Effects of cromolyn on IgE-dependent PMC degranulation (a – f) or PGD₂ synthesis (g – i) in vitro. IgE-sensitized PMCs from female rats (a, d and g) or mice (b, c, e, f, h and i) were stimulated with DNP-HSA with or without cromolyn (added simultaneously). N = 3 – 10 per group from 1 – 2 independent experiments. ## p < 0.01, # p < 0.05, †† p < 0.01, † p < 0.05; N.S.: not significantly different versus corresponding values (vehicle or 100 μM cromolyn) for groups not treated with stimuli. ** p < 0.01, * p < 0.05; n.s.: p > 0.05.

Figure 4

Effect of cromolyn on IgE-independent degranulation of PMCs in vitro.
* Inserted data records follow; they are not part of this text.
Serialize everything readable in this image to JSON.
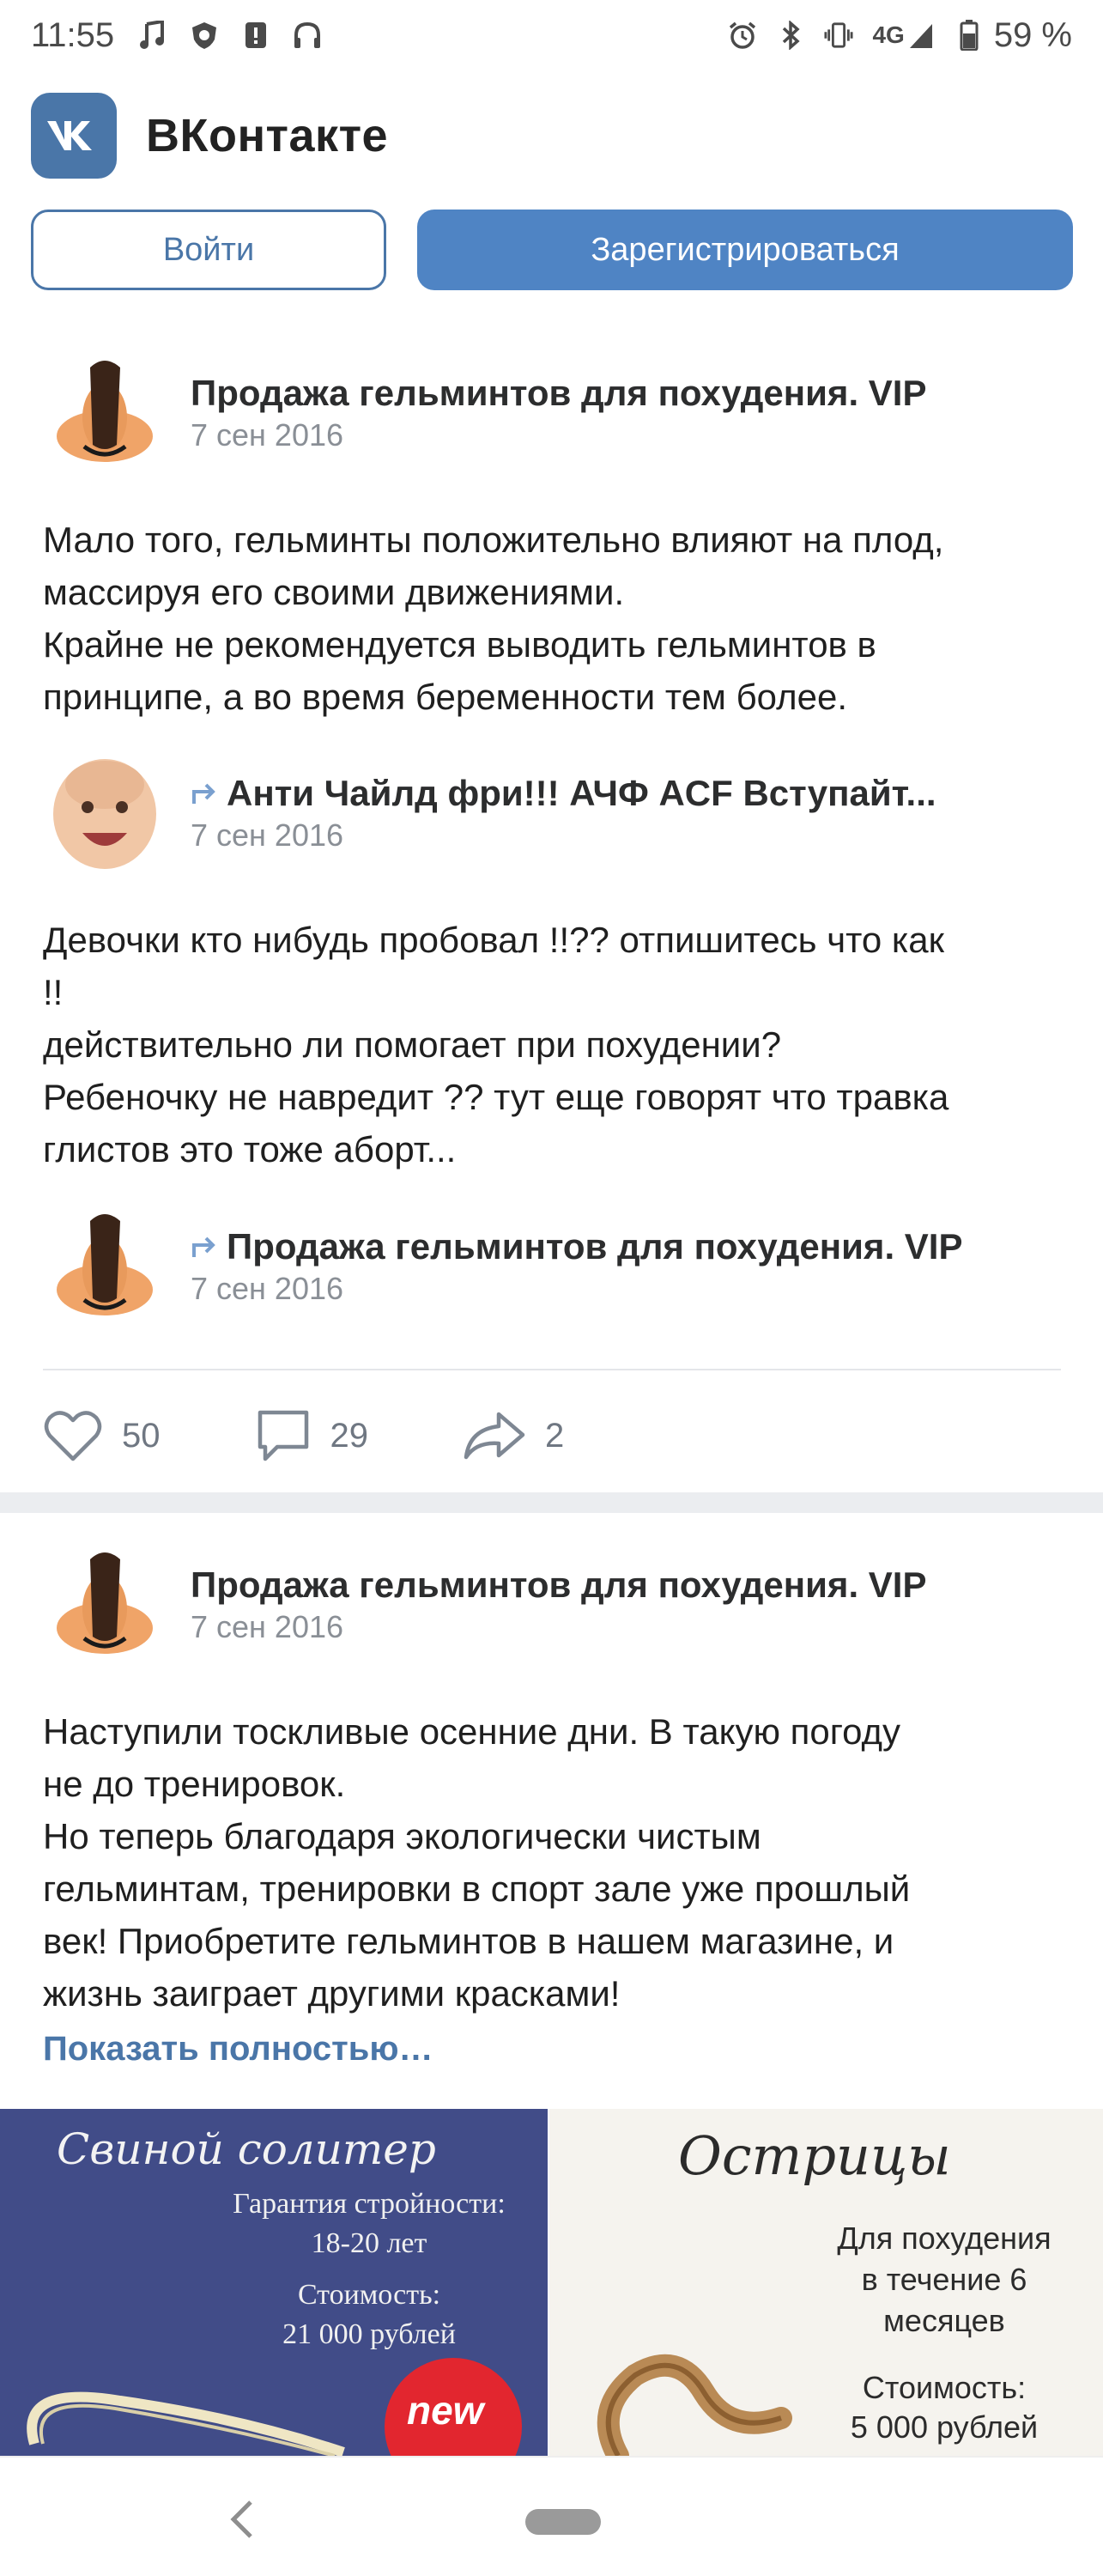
{
  "status_bar": {
    "time": "11:55",
    "network": "4G",
    "battery_percent": "59 %",
    "icons_left": [
      "music-note-icon",
      "shield-app-icon",
      "alert-icon",
      "headphones-icon"
    ],
    "icons_right": [
      "alarm-icon",
      "bluetooth-icon",
      "vibrate-icon",
      "signal-icon",
      "battery-icon"
    ]
  },
  "header": {
    "title": "ВКонтакте",
    "logo_text": "VK"
  },
  "auth": {
    "login_label": "Войти",
    "register_label": "Зарегистрироваться"
  },
  "posts": [
    {
      "author": "Продажа гельминтов для похудения. VIP",
      "date": "7 сен 2016",
      "text": "Мало того, гельминты положительно влияют на плод,\nмассируя его своими движениями.\nКрайне не рекомендуется выводить гельминтов в\nпринципе, а во время беременности тем более.",
      "reposts_chain": [
        {
          "author": "Анти Чайлд фри!!! АЧФ ACF Вступайт...",
          "date": "7 сен 2016",
          "text": "Девочки кто нибудь пробовал !!?? отпишитесь что как\n!!\nдействительно ли помогает при похудении?\nРебеночку не навредит ?? тут еще говорят что травка\nглистов это тоже аборт..."
        },
        {
          "author": "Продажа гельминтов для похудения. VIP",
          "date": "7 сен 2016"
        }
      ],
      "likes": "50",
      "comments": "29",
      "shares": "2"
    },
    {
      "author": "Продажа гельминтов для похудения. VIP",
      "date": "7 сен 2016",
      "text": "Наступили тоскливые осенние дни. В такую погоду\nне до тренировок.\nНо теперь благодаря экологически чистым\nгельминтам, тренировки в спорт зале уже прошлый\nвек! Приобретите гельминтов в нашем магазине, и\nжизнь заиграет другими красками!",
      "show_more": "Показать полностью…",
      "images": [
        {
          "title": "Свиной солитер",
          "line1": "Гарантия стройности:",
          "line2": "18-20 лет",
          "line3": "Стоимость:",
          "line4": "21 000 рублей",
          "badge": "new"
        },
        {
          "title": "Острицы",
          "line1": "Для похудения",
          "line2": "в течение 6",
          "line3": "месяцев",
          "line4": "Стоимость:",
          "line5": "5 000 рублей"
        }
      ]
    }
  ],
  "colors": {
    "vk_blue": "#4a76a8",
    "register_bg": "#4f84c4",
    "link": "#4a76a8",
    "muted": "#8a8f96"
  }
}
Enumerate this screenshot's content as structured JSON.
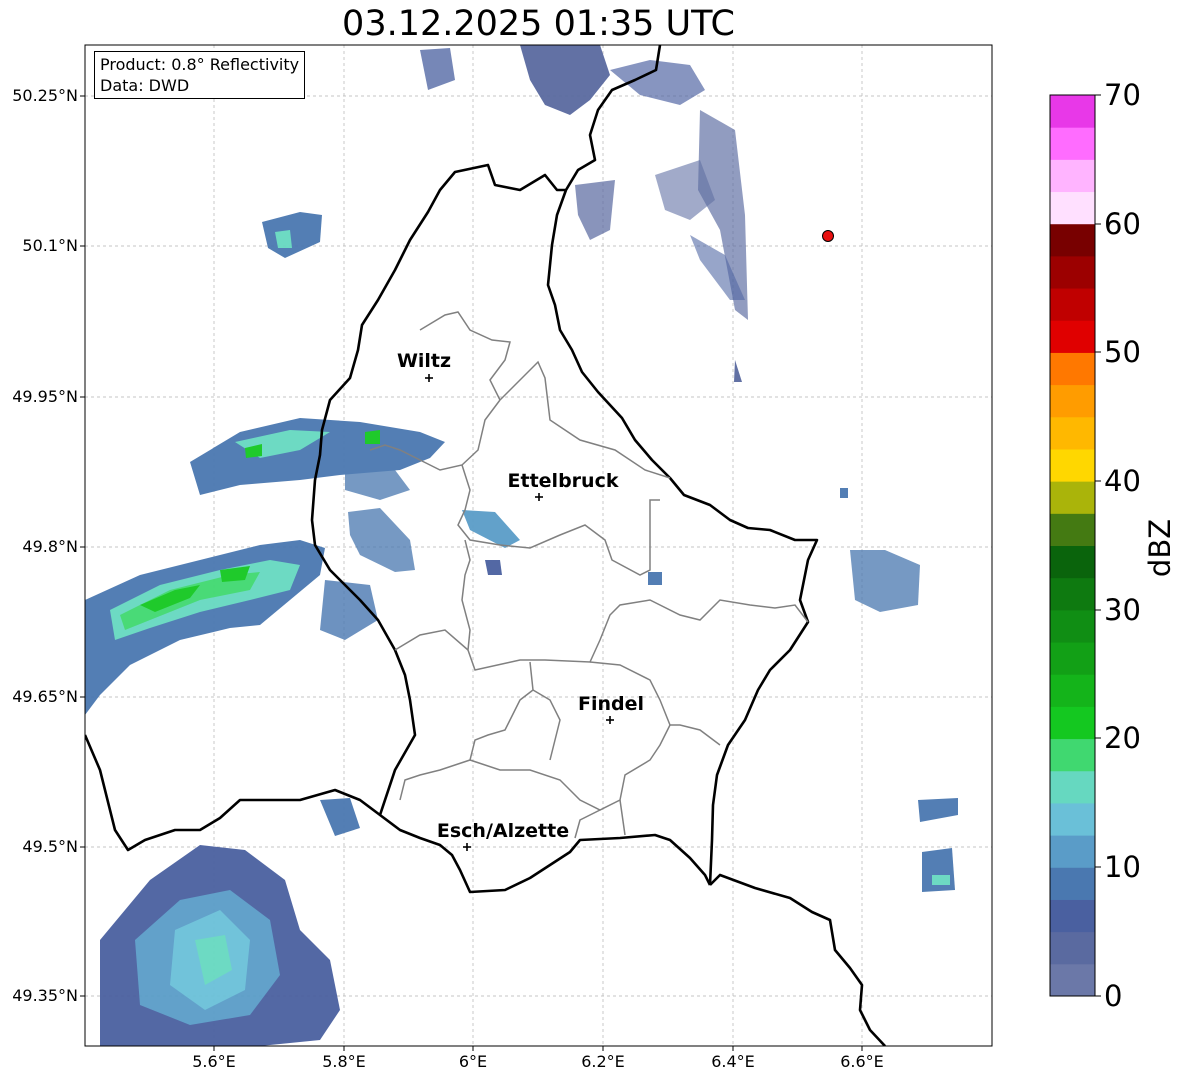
{
  "title": "03.12.2025 01:35 UTC",
  "info": {
    "product": "Product: 0.8° Reflectivity",
    "source": "Data: DWD"
  },
  "lat_labels": [
    "50.25°N",
    "50.1°N",
    "49.95°N",
    "49.8°N",
    "49.65°N",
    "49.5°N",
    "49.35°N"
  ],
  "lon_labels": [
    "5.6°E",
    "5.8°E",
    "6°E",
    "6.2°E",
    "6.4°E",
    "6.6°E"
  ],
  "cities": [
    {
      "name": "Wiltz",
      "lon": 5.93,
      "lat": 49.97
    },
    {
      "name": "Ettelbruck",
      "lon": 6.1,
      "lat": 49.85
    },
    {
      "name": "Findel",
      "lon": 6.21,
      "lat": 49.63
    },
    {
      "name": "Esch/Alzette",
      "lon": 5.99,
      "lat": 49.5
    }
  ],
  "marker": {
    "lon": 6.545,
    "lat": 50.11,
    "color": "#e81010"
  },
  "colorbar": {
    "label": "dBZ",
    "tick_labels": [
      "0",
      "10",
      "20",
      "30",
      "40",
      "50",
      "60",
      "70"
    ],
    "min": 0,
    "max": 70,
    "colors": [
      "#6b78a8",
      "#5a6aa0",
      "#4a60a0",
      "#4a78b0",
      "#5a9cc8",
      "#6ac0d8",
      "#66d8c0",
      "#40d870",
      "#14c820",
      "#14b41a",
      "#12a016",
      "#108e14",
      "#0e7a10",
      "#0a640c",
      "#447a12",
      "#aab40a",
      "#ffd700",
      "#ffb800",
      "#ff9c00",
      "#ff7800",
      "#e00000",
      "#c00000",
      "#9c0000",
      "#780000",
      "#ffe0ff",
      "#ffb4ff",
      "#ff6cff",
      "#e838e8"
    ]
  },
  "colors": {
    "border": "#000000",
    "canton": "#808080",
    "grid": "#b4b4b4"
  }
}
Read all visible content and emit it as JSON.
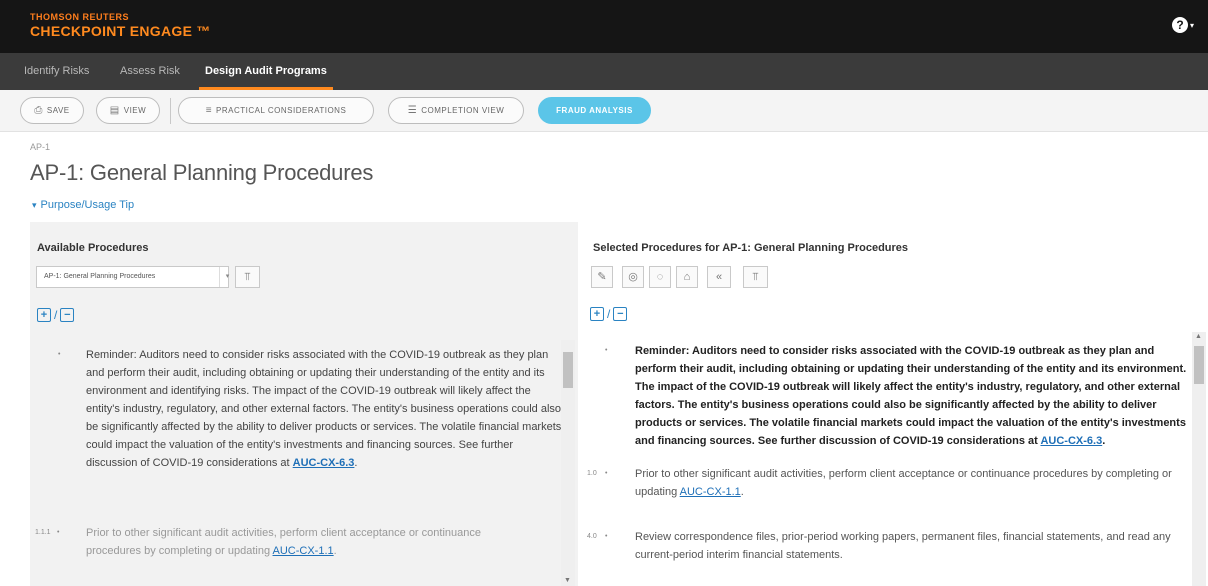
{
  "header": {
    "brand_top": "THOMSON REUTERS",
    "brand_main": "CHECKPOINT ENGAGE ™",
    "help_icon": "?",
    "help_caret": "▾"
  },
  "tabs": [
    {
      "label": "Identify Risks"
    },
    {
      "label": "Assess Risk"
    },
    {
      "label": "Design Audit Programs",
      "active": true
    }
  ],
  "toolbar": {
    "save": "SAVE",
    "view": "VIEW",
    "practical": "PRACTICAL CONSIDERATIONS",
    "completion": "COMPLETION VIEW",
    "fraud": "FRAUD ANALYSIS"
  },
  "page": {
    "breadcrumb": "AP-1",
    "title": "AP-1: General Planning Procedures",
    "tip": "Purpose/Usage Tip"
  },
  "left": {
    "heading": "Available Procedures",
    "dropdown_value": "AP-1: General Planning Procedures",
    "items": [
      {
        "num": "",
        "bullet": "•",
        "text": "Reminder: Auditors need to consider risks associated with the COVID-19 outbreak as they plan and perform their audit, including obtaining or updating their understanding of the entity and its environment and identifying risks. The impact of the COVID-19 outbreak will likely affect the entity's industry, regulatory, and other external factors. The entity's business operations could also be significantly affected by the ability to deliver products or services. The volatile financial markets could impact the valuation of the entity's investments and financing sources. See further discussion of COVID-19 considerations at ",
        "link": "AUC-CX-6.3",
        "after": "."
      },
      {
        "num": "1.1.1",
        "bullet": "•",
        "text": "Prior to other significant audit activities, perform client acceptance or continuance procedures by completing or updating ",
        "link": "AUC-CX-1.1",
        "after": "."
      }
    ]
  },
  "right": {
    "heading": "Selected Procedures for AP-1: General Planning Procedures",
    "items": [
      {
        "num": "",
        "bullet": "•",
        "text": "Reminder: Auditors need to consider risks associated with the COVID-19 outbreak as they plan and perform their audit, including obtaining or updating their understanding of the entity and its environment. The impact of the COVID-19 outbreak will likely affect the entity's industry, regulatory, and other external factors. The entity's business operations could also be significantly affected by the ability to deliver products or services. The volatile financial markets could impact the valuation of the entity's investments and financing sources. See further discussion of COVID-19 considerations at ",
        "link": "AUC-CX-6.3",
        "after": "."
      },
      {
        "num": "1.0",
        "bullet": "•",
        "text": "Prior to other significant audit activities, perform client acceptance or continuance procedures by completing or updating ",
        "link": "AUC-CX-1.1",
        "after": "."
      },
      {
        "num": "4.0",
        "bullet": "•",
        "text": "Review correspondence files, prior-period working papers, permanent files, financial statements, and read any current-period interim financial statements.",
        "link": "",
        "after": ""
      }
    ]
  }
}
PMCs from female rats (a – d) or mice (e – l) were stimulated with thapsigargin (a and e), ionomycin (b and f), substance P (c and g), compound 48/80 (d and h), PMA with ionomycin (i), endothelin-1 (j), adenosine (k), or mouse SCF (l), with or without cromolyn (added simultaneously). N = 3 – 6 per group from 1 – 2 independent experiments. ## p < 0.01, # p < 0.05, †† p < 0.01, † p < 0.05; N.S. not significantly different versus corresponding values (vehicle or 100 μM cromolyn) for groups not treated with stimuli. ** p < 0.01, * p < 0.05; n.s.: p > 0.05.

Figure 5

Effects of cromolyn on LPS-induced TNF production in C57BL/6J wild type or mast cell-deficient Kit^W-sh/W-sh mice in vivo (a and b) or in vitro (c – f). Male wild type (a) or Kit^W-sh/W-sh (b) mice were injected i.p. with vehicle or 100 mg/kg cromolyn 30 min before i.p. challenge with LPS. Spleen cells (c and d) or peritoneal cells (e and f) from wild type (c and e) or Kit^W-sh/W-sh (d and f) mice incubated for 15 min with or without cromolyn were stimulated with LPS. N = 4 – 13 mice per group from 3 (a) or 2 (b) independent experiments or 4 per group from one of 2 – 3 independent experiments, each of which gave similar results (c – f). ** p < 0.01, * p < 0.05.